Pinocchio ribadirà esplicitamente la propria condizione – già chiaro il rivoluzionario senso di libertà che lo caratterizza, a partire dal fatto che si tratti di un burattino ma senza burattinaio. E dirà a Geppetto, a chiare lettere, di non voler diventare altri che sé stesso, senza rannicchiarsi all’ombra di nessuno, nemmeno quella del figlio scomparso – c’è una scena in cui Geppetto e Pinocchio si confrontano su questo, quasi una discussione tra un genitore e un figlio adolescente, quando l’adolescente reclama la propria originalità e non vuole più essere ricondotto al bambino che era (conosciuto dai sui genitori in quanto figlio) ma diventare se stesso e “inconoscibile” agli occhi dei genitori (per una eccedenza di significati e di vita, che lo rende singolare e “sconosciuto” ai propri genitori).

La difficoltà a lasciar andare – così umana – trova in Geppetto un credibile interprete, incarnando il desiderio impossibile di far rivivere ciò che è perduto per sempre. Imparerà, grazie al grillo – figura di impareggiabile ironia – che solo se lasciamo veramente andare ciò che è perduto, potremo ritrovarlo in altre forme. La vita ce lo insegna, se e quando siamo disposti a riconoscere questa semplice verità: se non restiamo attaccati alle forme attraverso cui l’essere si manifesta ma siamo disposti a lasciar andare, potremo ritrovare l’essere in altre forme.

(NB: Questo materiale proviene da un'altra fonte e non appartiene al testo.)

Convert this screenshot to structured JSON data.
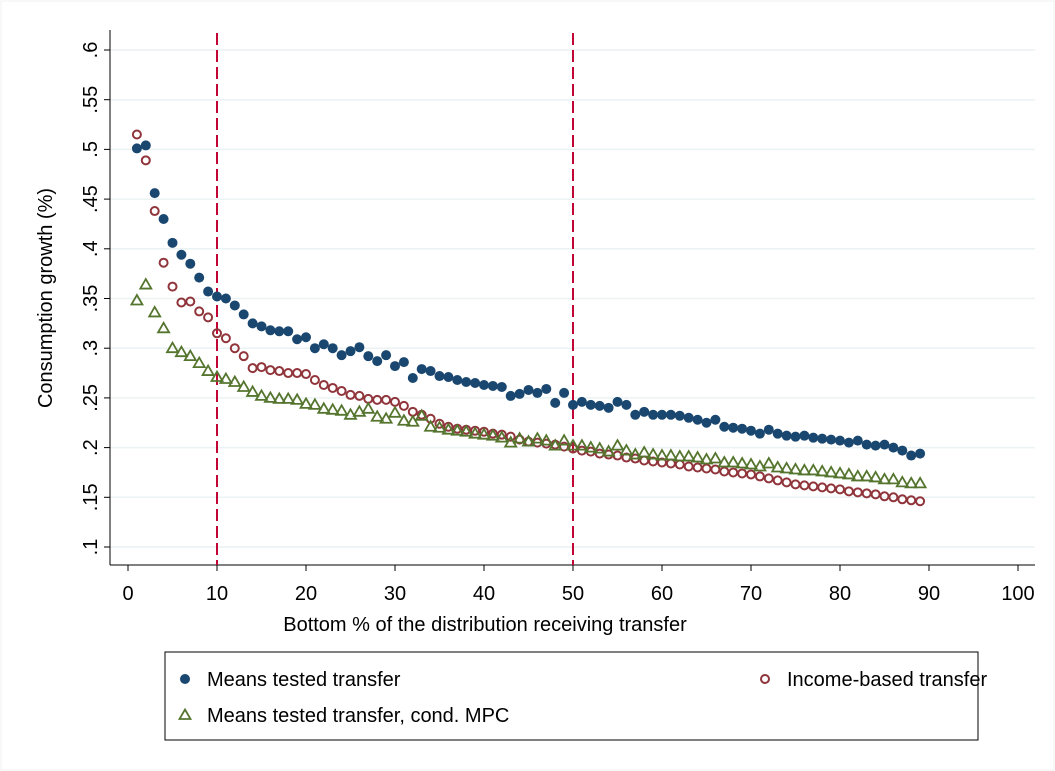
{
  "chart_data": {
    "type": "scatter",
    "x_label": "Bottom % of the distribution receiving transfer",
    "y_label": "Consumption growth (%)",
    "x": [
      1,
      2,
      3,
      4,
      5,
      6,
      7,
      8,
      9,
      10,
      11,
      12,
      13,
      14,
      15,
      16,
      17,
      18,
      19,
      20,
      21,
      22,
      23,
      24,
      25,
      26,
      27,
      28,
      29,
      30,
      31,
      32,
      33,
      34,
      35,
      36,
      37,
      38,
      39,
      40,
      41,
      42,
      43,
      44,
      45,
      46,
      47,
      48,
      49,
      50,
      51,
      52,
      53,
      54,
      55,
      56,
      57,
      58,
      59,
      60,
      61,
      62,
      63,
      64,
      65,
      66,
      67,
      68,
      69,
      70,
      71,
      72,
      73,
      74,
      75,
      76,
      77,
      78,
      79,
      80,
      81,
      82,
      83,
      84,
      85,
      86,
      87,
      88,
      89
    ],
    "series": [
      {
        "name": "Means tested transfer",
        "color": "#1a476f",
        "marker": "circle",
        "values": [
          0.501,
          0.504,
          0.456,
          0.43,
          0.406,
          0.394,
          0.385,
          0.371,
          0.357,
          0.352,
          0.35,
          0.343,
          0.334,
          0.325,
          0.322,
          0.318,
          0.317,
          0.317,
          0.309,
          0.311,
          0.3,
          0.304,
          0.3,
          0.293,
          0.297,
          0.301,
          0.292,
          0.287,
          0.293,
          0.282,
          0.286,
          0.27,
          0.279,
          0.277,
          0.272,
          0.271,
          0.268,
          0.266,
          0.265,
          0.263,
          0.262,
          0.261,
          0.252,
          0.254,
          0.258,
          0.255,
          0.259,
          0.245,
          0.255,
          0.243,
          0.246,
          0.243,
          0.242,
          0.24,
          0.246,
          0.243,
          0.233,
          0.236,
          0.233,
          0.233,
          0.233,
          0.232,
          0.23,
          0.228,
          0.225,
          0.228,
          0.221,
          0.22,
          0.219,
          0.217,
          0.214,
          0.218,
          0.214,
          0.212,
          0.211,
          0.212,
          0.21,
          0.209,
          0.208,
          0.207,
          0.205,
          0.207,
          0.203,
          0.202,
          0.203,
          0.2,
          0.197,
          0.192,
          0.194
        ]
      },
      {
        "name": "Income-based transfer",
        "color": "#90353b",
        "marker": "hollow-circle",
        "values": [
          0.515,
          0.489,
          0.438,
          0.386,
          0.362,
          0.346,
          0.347,
          0.337,
          0.331,
          0.315,
          0.31,
          0.3,
          0.292,
          0.28,
          0.281,
          0.278,
          0.277,
          0.275,
          0.275,
          0.274,
          0.268,
          0.263,
          0.26,
          0.257,
          0.253,
          0.252,
          0.249,
          0.248,
          0.248,
          0.246,
          0.242,
          0.236,
          0.233,
          0.229,
          0.224,
          0.221,
          0.219,
          0.218,
          0.217,
          0.216,
          0.214,
          0.213,
          0.211,
          0.208,
          0.206,
          0.205,
          0.204,
          0.203,
          0.201,
          0.199,
          0.197,
          0.196,
          0.194,
          0.193,
          0.192,
          0.19,
          0.189,
          0.187,
          0.186,
          0.185,
          0.184,
          0.183,
          0.181,
          0.18,
          0.179,
          0.178,
          0.176,
          0.175,
          0.174,
          0.173,
          0.171,
          0.169,
          0.167,
          0.165,
          0.163,
          0.162,
          0.161,
          0.16,
          0.159,
          0.158,
          0.156,
          0.155,
          0.154,
          0.153,
          0.151,
          0.15,
          0.148,
          0.147,
          0.146
        ]
      },
      {
        "name": "Means tested transfer, cond. MPC",
        "color": "#55752f",
        "marker": "hollow-triangle",
        "values": [
          0.348,
          0.364,
          0.336,
          0.32,
          0.3,
          0.296,
          0.292,
          0.285,
          0.277,
          0.271,
          0.269,
          0.266,
          0.261,
          0.256,
          0.252,
          0.25,
          0.249,
          0.249,
          0.248,
          0.244,
          0.243,
          0.239,
          0.238,
          0.237,
          0.233,
          0.236,
          0.239,
          0.231,
          0.229,
          0.235,
          0.227,
          0.226,
          0.232,
          0.221,
          0.22,
          0.218,
          0.217,
          0.216,
          0.214,
          0.213,
          0.212,
          0.21,
          0.205,
          0.209,
          0.206,
          0.209,
          0.207,
          0.202,
          0.207,
          0.202,
          0.202,
          0.2,
          0.199,
          0.196,
          0.202,
          0.197,
          0.193,
          0.195,
          0.193,
          0.192,
          0.192,
          0.191,
          0.191,
          0.19,
          0.188,
          0.189,
          0.185,
          0.185,
          0.184,
          0.183,
          0.181,
          0.184,
          0.18,
          0.179,
          0.178,
          0.177,
          0.177,
          0.176,
          0.175,
          0.174,
          0.173,
          0.171,
          0.171,
          0.17,
          0.168,
          0.168,
          0.165,
          0.164,
          0.164
        ]
      }
    ],
    "xlim": [
      0,
      100
    ],
    "xticks": [
      0,
      10,
      20,
      30,
      40,
      50,
      60,
      70,
      80,
      90,
      100
    ],
    "ylim": [
      0.1,
      0.6
    ],
    "yticks": [
      {
        "value": 0.1,
        "label": ".1"
      },
      {
        "value": 0.15,
        "label": ".15"
      },
      {
        "value": 0.2,
        "label": ".2"
      },
      {
        "value": 0.25,
        "label": ".25"
      },
      {
        "value": 0.3,
        "label": ".3"
      },
      {
        "value": 0.35,
        "label": ".35"
      },
      {
        "value": 0.4,
        "label": ".4"
      },
      {
        "value": 0.45,
        "label": ".45"
      },
      {
        "value": 0.5,
        "label": ".5"
      },
      {
        "value": 0.55,
        "label": ".55"
      },
      {
        "value": 0.6,
        "label": ".6"
      }
    ],
    "grid": true,
    "vlines": [
      10,
      50
    ],
    "vline_color": "#c10534",
    "legend": "bottom"
  }
}
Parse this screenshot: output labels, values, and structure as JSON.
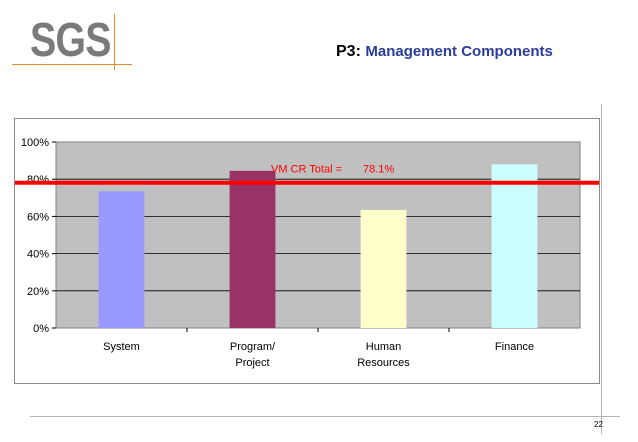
{
  "logo": {
    "text": "SGS"
  },
  "header": {
    "prefix": "P3:",
    "title": "Management Components"
  },
  "page_number": "22",
  "chart_data": {
    "type": "bar",
    "categories": [
      [
        "System"
      ],
      [
        "Program/",
        "Project"
      ],
      [
        "Human",
        "Resources"
      ],
      [
        "Finance"
      ]
    ],
    "values": [
      0.735,
      0.845,
      0.635,
      0.88
    ],
    "bar_colors": [
      "#9999ff",
      "#993366",
      "#ffffcc",
      "#ccffff"
    ],
    "ylim": [
      0,
      1
    ],
    "yticks": [
      "0%",
      "20%",
      "40%",
      "60%",
      "80%",
      "100%"
    ],
    "grid": true,
    "plot_background": "#c0c0c0",
    "reference_line": {
      "value": 0.781,
      "color": "#ff0000",
      "label": "VM CR Total =",
      "value_label": "78.1%"
    }
  }
}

Per continuare ad amare – che è condizione fondamentale alla vita, quantomeno alla vita umana nella sua pienezza – è essenziale lasciar andare ciò che non c’è più, ciò che c’è stato un tempo e non può più essere. E’ un processo doloroso e faticoso. Ma la condizione richiesta per sentirsi degnamente vivi e poter amare ancora consiste nel “fare spazio” e rendersi disponibili alla grazia del nuovo. Questo è, senza dubbio, uno tra i lavori e compiti psichici più faticosi e ricorrenti nella vita: lasciare andare chi abbiamo amato per continuare ad amare, lasciar andare chi ci ha amato per essere amati ancora.